3 The meeting of A. Tolstoy and S. Miller took place, we remind you, not just at a ball, but precisely at a masquerade. I can’t help but remember the lines of M. Lermontov:

From under a mysterious, cold half mask
Your voice sounded to me as joyful as a dream,<…>

Literary scholars have paid attention to the similarity of the plots of these two poems - M. Lermontov and A. Tolstoy, and at the same time to the difference in their aesthetic concepts. I. Rodnyanskaya in the “Lermontov Encyclopedia” claims that A. Tolstoy’s poem was written “on Lermontov’s – but lacking multi-tone – lyrical plot.” To complete the comparisons, let’s point out Pushkin’s “I Remember a Wonderful Moment.”

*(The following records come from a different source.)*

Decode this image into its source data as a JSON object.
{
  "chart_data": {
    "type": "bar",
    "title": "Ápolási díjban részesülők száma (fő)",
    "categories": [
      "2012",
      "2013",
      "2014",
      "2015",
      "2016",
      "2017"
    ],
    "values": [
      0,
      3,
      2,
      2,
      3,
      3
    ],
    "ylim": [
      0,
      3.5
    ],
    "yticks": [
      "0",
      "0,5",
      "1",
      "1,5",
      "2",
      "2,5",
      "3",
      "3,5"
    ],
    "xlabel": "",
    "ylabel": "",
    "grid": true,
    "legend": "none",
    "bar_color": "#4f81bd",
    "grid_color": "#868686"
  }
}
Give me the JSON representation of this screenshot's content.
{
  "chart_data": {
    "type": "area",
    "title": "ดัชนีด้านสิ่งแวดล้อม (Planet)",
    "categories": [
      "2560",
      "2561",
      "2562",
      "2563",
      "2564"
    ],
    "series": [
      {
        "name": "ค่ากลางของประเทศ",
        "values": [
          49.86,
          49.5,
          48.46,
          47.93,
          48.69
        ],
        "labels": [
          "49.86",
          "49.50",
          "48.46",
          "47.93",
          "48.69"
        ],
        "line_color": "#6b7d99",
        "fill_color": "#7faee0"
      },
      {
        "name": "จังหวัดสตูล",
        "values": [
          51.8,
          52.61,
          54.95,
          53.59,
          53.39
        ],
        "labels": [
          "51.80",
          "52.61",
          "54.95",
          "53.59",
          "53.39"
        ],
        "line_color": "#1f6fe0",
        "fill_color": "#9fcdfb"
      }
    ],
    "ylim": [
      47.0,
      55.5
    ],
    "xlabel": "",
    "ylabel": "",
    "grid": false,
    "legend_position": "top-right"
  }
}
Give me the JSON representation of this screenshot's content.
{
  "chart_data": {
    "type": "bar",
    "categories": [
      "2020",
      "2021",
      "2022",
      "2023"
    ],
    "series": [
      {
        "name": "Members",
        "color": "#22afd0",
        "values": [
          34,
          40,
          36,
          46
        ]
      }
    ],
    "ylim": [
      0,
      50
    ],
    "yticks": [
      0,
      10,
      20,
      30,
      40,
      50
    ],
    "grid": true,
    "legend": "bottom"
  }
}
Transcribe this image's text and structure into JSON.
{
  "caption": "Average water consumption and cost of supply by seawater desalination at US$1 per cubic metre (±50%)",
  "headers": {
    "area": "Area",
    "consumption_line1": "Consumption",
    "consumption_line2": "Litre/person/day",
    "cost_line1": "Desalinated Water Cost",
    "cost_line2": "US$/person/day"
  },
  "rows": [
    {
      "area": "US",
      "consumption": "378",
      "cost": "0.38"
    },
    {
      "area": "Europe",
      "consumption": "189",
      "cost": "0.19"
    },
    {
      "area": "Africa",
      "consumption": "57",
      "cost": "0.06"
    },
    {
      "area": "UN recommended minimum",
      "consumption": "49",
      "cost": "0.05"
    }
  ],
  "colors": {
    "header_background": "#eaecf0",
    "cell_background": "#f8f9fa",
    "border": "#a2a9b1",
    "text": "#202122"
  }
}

4 P. Tchaikovsky is true to himself: he made small but still noticeable changes to the poetic text; they, these changes, are dictated by the laws of musical form and the musical flow of a phrase. So, in this case, he repeated the word “sad” again in the romance as a kind of semantic and dramatic emphasis. It - it must be admitted - is key in the romance. In poetry, such repetition is impossible, since it would destroy the rhythm of the poem, but music, which is also undoubtedly subject to the laws of rhythm, has its own structure, and repetition together with the word of melodic intonation sounds extremely expressive and convincing here. Along the way, we note - as a quite common thing for P. Tchaikovsky - the changes that he allows himself to make in the punctuation of the poems he uses. Moreover, this can be stated not only in vocal music, in which the text is directly connected to the melody, but, as we remember, also in instrumental music, in particular, in the epigraphs to the plays of the “Seasons” cycle. This is discussed in more detail in our story about “Autumn Song (October).

5 “Noisy balls” and masquerades with the struggle of passions that flared up at them are described in detail in Russian fiction and memoirs of the 19th century. It is enough to name “Masquerade” by M. Lermontov or the famous scene of Natasha Rostova’s first ball in L. Tolstoy’s novel “War and Peace”.

6 This is exactly the punctuation used by P. Tchaikovsky; compare the last two lines of the romance text with their recording by A. Tolstoy.

7 For more information about this compositional technique, see footnote 4 of the article “October. Autumn Song" in the cycle "Seasons" by P. Tchaikovsky.

8 This romance is mentioned by A. Kuprin in the story “Moloch”.